After the initial analyses, the gene build starts. Genewise is used to predict genes on the basis of homology matches between the genomic sequence and protein sequences from zebrafish and other species. After the gene build, additional data is added. For the whole current spec of available information please check Ensembl. When these processes is finished, the data gets released as an Ensembl database replacing the previous one and the pre-Ensembl database will be taken off the web pages.
Ensembl databases are released every month to reflect changes in the underlying code and the featured data. This means that the content of an Ensembl database can slighty change over time, e.g. when a new marker set gets used. The genomic sequence won't change until the release of a new assembly. Also the genes usually won't change (unless otherwise announced).
- How much has been sequenced so far?
The latest assembly Zv8 is built on 9,816 clones placed onto the physical map. The remaining gaps were filled with contigs from a 10x whole genome shotgun assembly.
The current in-house statistics are displayed on the homepage
- What is the time scale for the project?
We intend to release a new genome assembly once to twice a year. This of course is dependent on the amount of additional information gathered within a certain time period, so the distances in time might vary.

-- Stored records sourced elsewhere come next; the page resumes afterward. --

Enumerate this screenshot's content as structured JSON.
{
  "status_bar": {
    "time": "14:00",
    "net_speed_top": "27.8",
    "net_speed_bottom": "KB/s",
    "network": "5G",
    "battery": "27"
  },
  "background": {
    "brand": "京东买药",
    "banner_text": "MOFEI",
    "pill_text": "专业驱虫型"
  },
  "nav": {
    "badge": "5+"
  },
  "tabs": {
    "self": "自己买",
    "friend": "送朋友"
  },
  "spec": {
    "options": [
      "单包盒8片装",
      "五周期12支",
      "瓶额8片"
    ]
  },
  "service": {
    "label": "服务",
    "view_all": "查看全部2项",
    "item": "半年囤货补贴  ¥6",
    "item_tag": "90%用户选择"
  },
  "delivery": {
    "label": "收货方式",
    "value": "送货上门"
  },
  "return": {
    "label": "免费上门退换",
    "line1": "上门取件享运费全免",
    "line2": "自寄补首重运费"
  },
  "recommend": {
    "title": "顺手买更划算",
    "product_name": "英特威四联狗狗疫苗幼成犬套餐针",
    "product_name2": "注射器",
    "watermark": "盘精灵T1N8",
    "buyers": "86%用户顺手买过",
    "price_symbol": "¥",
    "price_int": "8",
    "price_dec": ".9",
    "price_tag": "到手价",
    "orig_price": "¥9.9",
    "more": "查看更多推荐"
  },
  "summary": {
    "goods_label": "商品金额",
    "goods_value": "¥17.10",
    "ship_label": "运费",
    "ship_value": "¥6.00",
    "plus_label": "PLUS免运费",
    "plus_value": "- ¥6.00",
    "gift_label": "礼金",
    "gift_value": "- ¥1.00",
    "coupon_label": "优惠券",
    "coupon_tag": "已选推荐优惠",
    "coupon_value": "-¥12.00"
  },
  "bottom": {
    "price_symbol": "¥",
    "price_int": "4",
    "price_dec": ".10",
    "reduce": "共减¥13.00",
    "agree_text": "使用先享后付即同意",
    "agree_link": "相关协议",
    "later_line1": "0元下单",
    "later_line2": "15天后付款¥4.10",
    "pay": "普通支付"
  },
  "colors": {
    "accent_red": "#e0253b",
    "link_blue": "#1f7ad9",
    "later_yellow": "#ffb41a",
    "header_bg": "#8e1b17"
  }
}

The genome sequence released as integrated assemblies with automated annotation (latest: Zv8) already provide a valuable and reliable resource for the zebrafish community. At the same time the Vega database features finished clones with manual annotation for those in search of gold standard sequence and manual annotation. We aim at providing a completely finished and manually annotated genome sequence in Vega by the end of 2009.
- What is the Sanger data use policy?
If you have used our data in your analysis and wish to publish, please have a look at our data use policy first.